A ministra da Justiça, Rita Alarcão Júdice, justificou os processos disciplinares com as conclusões constantes de um relatório sobre o incidente. "Foi feito um inquérito aturado, cuidadoso, que levou o seu tempo (...), foi analisado por nós, portanto se a nossa decisão foi nesse sentido é porque concordámos com as conclusões que foram obtidas nesse relatório, é apenas isso que posso dizer", disse, garantindo que o relatório veio trazer "mais detalhe e mais clareza".

"Claro que este relatório que agora recebi vem trazer-nos mais detalhe e mais clareza em alguns aspetos que para nós eram já indiciários quando olhámos para o primeiro relatório. Temas como a falta de comando, o desleixo, alguma falta de cuidado, tudo isso foi evidenciado neste relatório e nessa medida tomámos as decisões que achámos que eram as corretas", acrescentou.

Advogado de sete guardas promete "responder em conformidade"

O advogado dos sete guardas prisionais alvo de processos disciplinares na sequência da fuga da prisão de Vale de Judeus, prometeu que vai "apreciar e responder em conformidade" às imputações de violação do dever de zelo.

Em declarações à agência Lusa, Pedro Proença confirmou que os sete guardas prisionais que representa enfrentam agora processos disciplinares por violação do dever de zelo, pelo que "vai haver uma nota de culpa", a qual será "apreciada e respondida em conformidade".

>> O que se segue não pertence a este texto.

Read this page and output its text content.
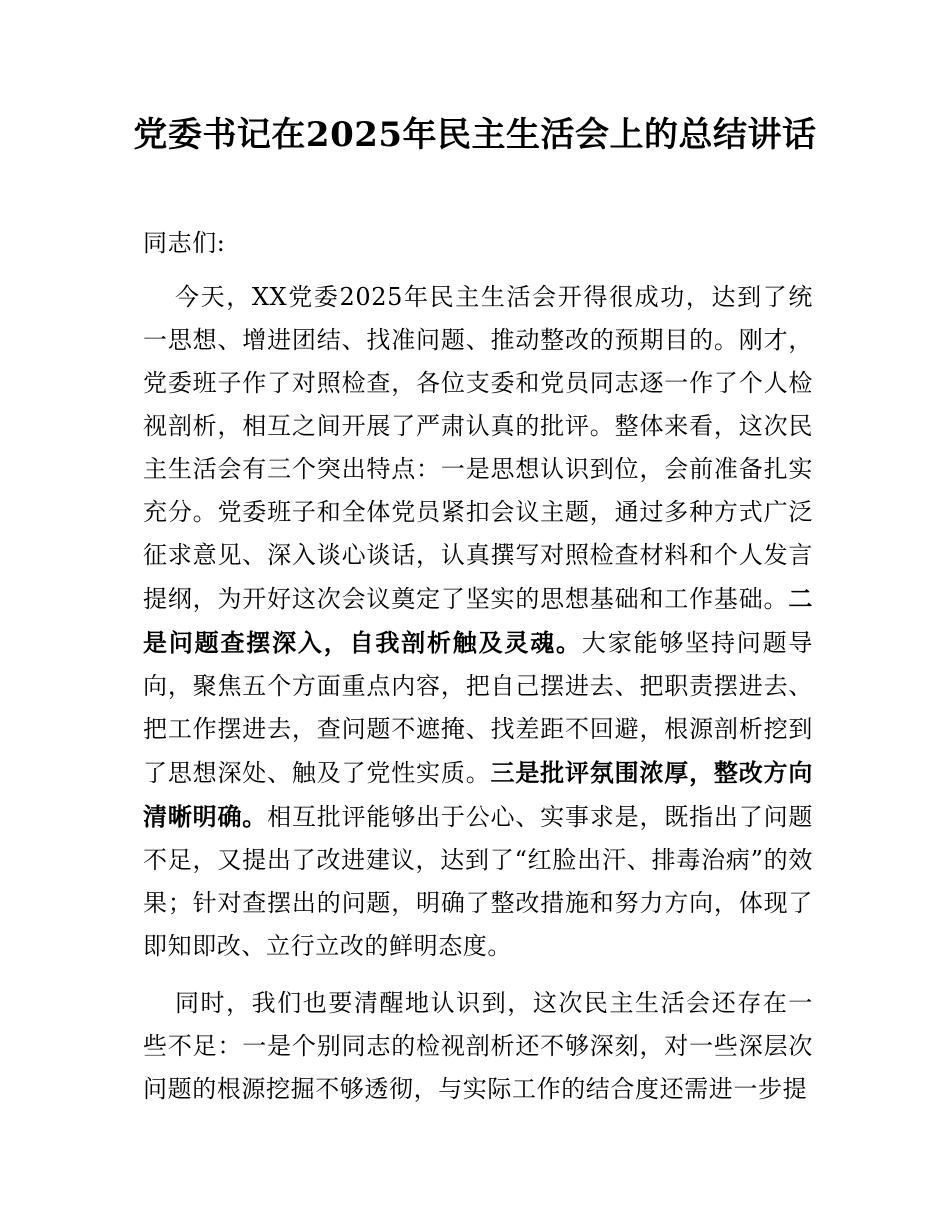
党委书记在2025年民主生活会上的总结讲话
同志们:

今天，XX党委2025年民主生活会开得很成功，达到了统一思想、增进团结、找准问题、推动整改的预期目的。刚才，党委班子作了对照检查，各位支委和党员同志逐一作了个人检视剖析，相互之间开展了严肃认真的批评。整体来看，这次民主生活会有三个突出特点：一是思想认识到位，会前准备扎实充分。党委班子和全体党员紧扣会议主题，通过多种方式广泛征求意见、深入谈心谈话，认真撰写对照检查材料和个人发言提纲，为开好这次会议奠定了坚实的思想基础和工作基础。二是问题查摆深入，自我剖析触及灵魂。大家能够坚持问题导向，聚焦五个方面重点内容，把自己摆进去、把职责摆进去、把工作摆进去，查问题不遮掩、找差距不回避，根源剖析挖到了思想深处、触及了党性实质。三是批评氛围浓厚，整改方向清晰明确。相互批评能够出于公心、实事求是，既指出了问题不足，又提出了改进建议，达到了“红脸出汗、排毒治病”的效果；针对查摆出的问题，明确了整改措施和努力方向，体现了即知即改、立行立改的鲜明态度。

同时，我们也要清醒地认识到，这次民主生活会还存在一些不足：一是个别同志的检视剖析还不够深刻，对一些深层次问题的根源挖掘不够透彻，与实际工作的结合度还需进一步提
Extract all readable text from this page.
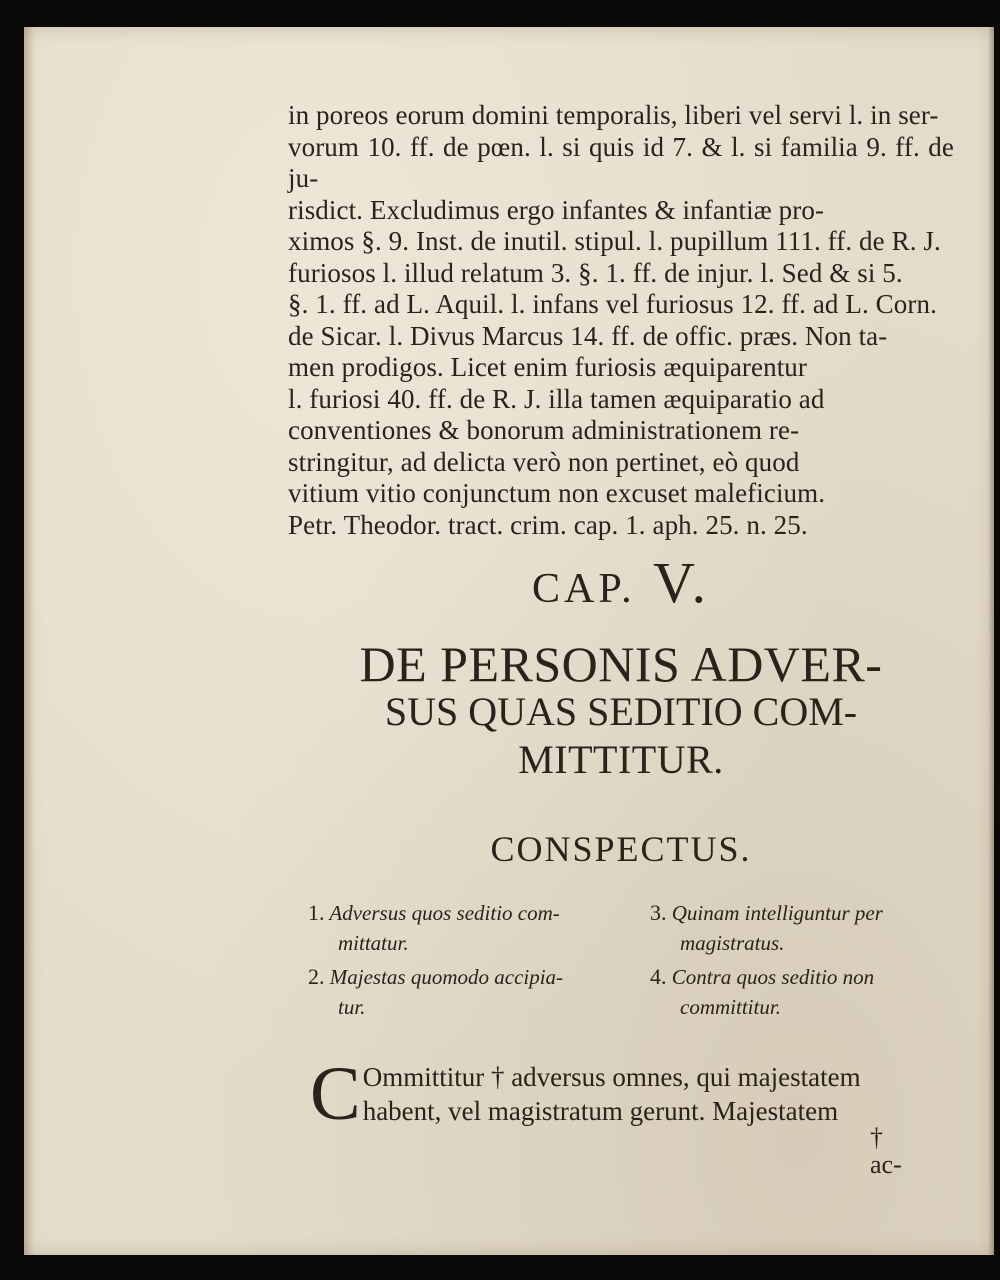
in poreos eorum domini temporalis, liberi vel servi l. in ser-

vorum 10. ff. de pœn. l. si quis id 7. & l. si familia 9. ff. de ju-

risdict. Excludimus ergo infantes & infantiæ pro-

ximos §. 9. Inst. de inutil. stipul. l. pupillum 111. ff. de R. J.

furiosos l. illud relatum 3. §. 1. ff. de injur. l. Sed & si 5.

§. 1. ff. ad L. Aquil. l. infans vel furiosus 12. ff. ad L. Corn.

de Sicar. l. Divus Marcus 14. ff. de offic. præs. Non ta-

men prodigos. Licet enim furiosis æquiparentur

l. furiosi 40. ff. de R. J. illa tamen æquiparatio ad

conventiones & bonorum administrationem re-

stringitur, ad delicta verò non pertinet, eò quod

vitium vitio conjunctum non excuset maleficium.

Petr. Theodor. tract. crim. cap. 1. aph. 25. n. 25.

CAP. V.
DE PERSONIS ADVER-
SUS QUAS SEDITIO COM-
MITTITUR.
CONSPECTUS.
1. Adversus quos seditio com-
mittatur.
2. Majestas quomodo accipia-
tur.
3. Quinam intelliguntur per
magistratus.
4. Contra quos seditio non
committitur.
C Ommittitur † adversus omnes, qui majestatem
habent, vel magistratum gerunt. Majestatem
†
ac-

O advogado considerou que se está perante um "procedimento normal" e valorizou o facto de no relatório que serviu de base aos processos disciplinares instaurados pelo Ministério da Justiça "nada apontar para qualquer espécie de comparticipação" dos guardas prisionais na fuga de cinco reclusos de Vale de Judeus, em setembro passado.